Rollback Netcode Brings GoldenEye Much Closer To Smooth Online Play On RMG-K

A classic Nintendo 64 shooter that was long associated with frustrating online play is now showing real improvement. RMG-K, the Nintendo 64 emulator at the center of the update, has added rollback netcode to netplay, and that change is significantly reducing input lag while also cutting down desync issues.

That matters because many N64 games were built around fast, shared play, yet online emulation has often stripped away much of that immediacy. In practice, netplay usually forces extra delay so sessions stay synchronized, which is exactly the kind of compromise rollback is meant to reduce.

Why rollback changes the feel of N64 netplay

Rollback netcode is widely known as a strong standard for responsive online play. Instead of simply adding delay to keep both players aligned, it is designed to preserve a faster response to controls while still maintaining synchronization as much as possible.

That approach is often discussed in relation to fighting games, where every frame matters. But its use is now spreading through retro emulation as well, including Nintendo 64 software that has always been difficult to translate cleanly to online sessions.

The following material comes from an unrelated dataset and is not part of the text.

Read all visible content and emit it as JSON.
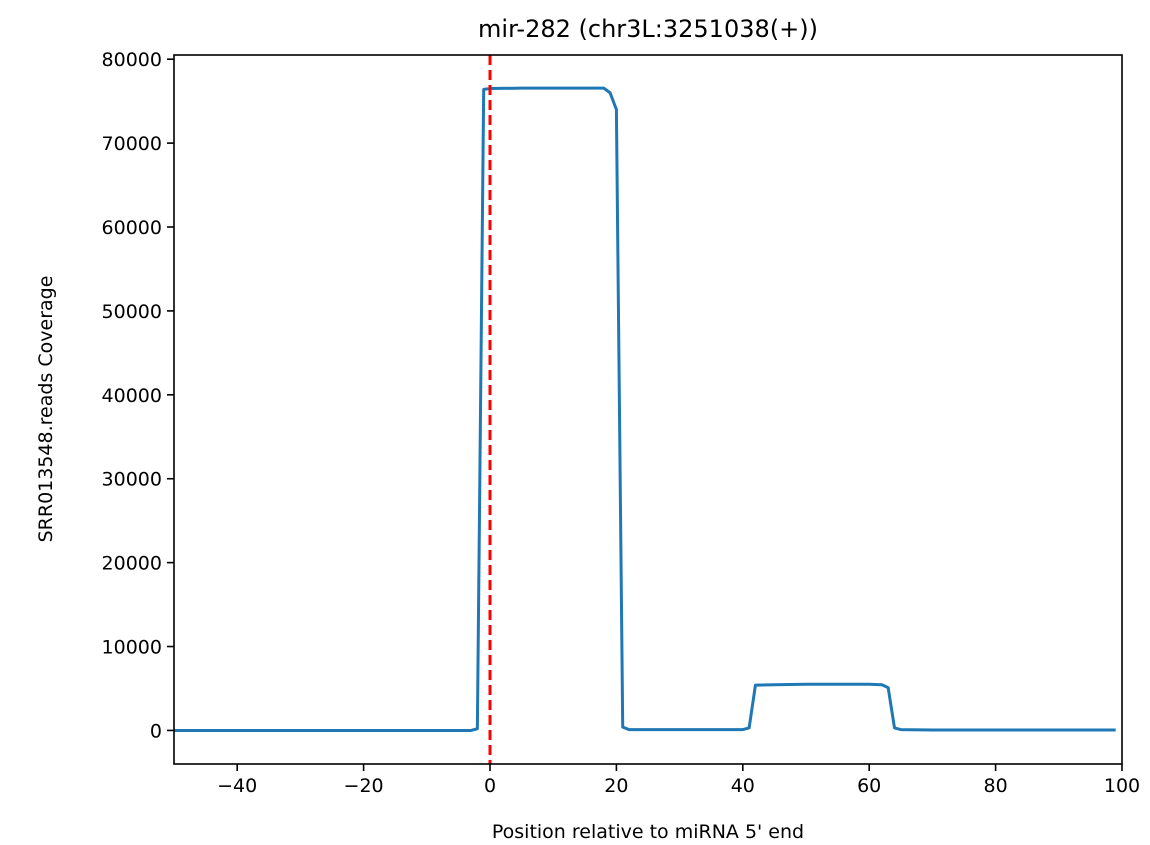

PC Gamer highlighted the update as an important step for the N64 community. The reason is straightforward: many of the platform’s best-known games rely on quick reactions, yet sluggish online connections have made them feel far less enjoyable than they should.

GoldenEye stands out as the clearest example

GoldenEye is the most obvious case for why this update matters. The game is one of the Nintendo 64’s iconic multiplayer titles, but it has historically been hard to bring online without losing the rhythm that made local play so appealing.

With rollback enabled in RMG-K, 1v1 matches in GoldenEye are now described as much more comfortable than before. What once felt weighed down by lag is starting to come closer to the experience players expect from modern online play.

Even so, the improvement is not universal. The feature does not yet support sessions with more than two players, which means larger GoldenEye multiplayer setups still cannot be fully transferred online.

Early reactions point to a real reduction in delay

The first reactions from the community have been positive. In a Bluesky post, graslu00 said the new netplay update adds rollback to every title and makes input delay drop sharply, while desync becomes much less common.

The same post also pointed to a session between Spain and Australia that reportedly ran at four frames of delay. Before the update, that same connection reportedly needed nine frames, a difference that is easy to feel in a game that depends on fast reactions.

Those numbers help explain why the update has drawn attention beyond simple technical chatter. Cutting even a few frames can turn a sluggish retro multiplayer session into something far more playable, especially for competitive or shooter-focused games.

GekkoNet is powering the broader effort

The rollback code in RMG-K is based on the GekkoNet framework. That same framework is also being used to bring smoother netplay to other classic games outside the Nintendo 64 space.

PC Gamer noted that GekkoNet-based code has already been used to bring netplay to the PC version of Street Fighter 3: 3rd Strike on PS2. That suggests the push to improve online play for older games is expanding beyond one emulator or one platform.

For retro fans, that is a meaningful development. Emulator play still cannot fully replace original hardware in every situation, but rollback netcode can close a major gap when players are separated by distance.

For now, the biggest gains remain centered on two-player play in RMG-K. Even with that limit, the early results are strong enough to show that GoldenEye is finally moving closer to a genuinely comfortable online experience.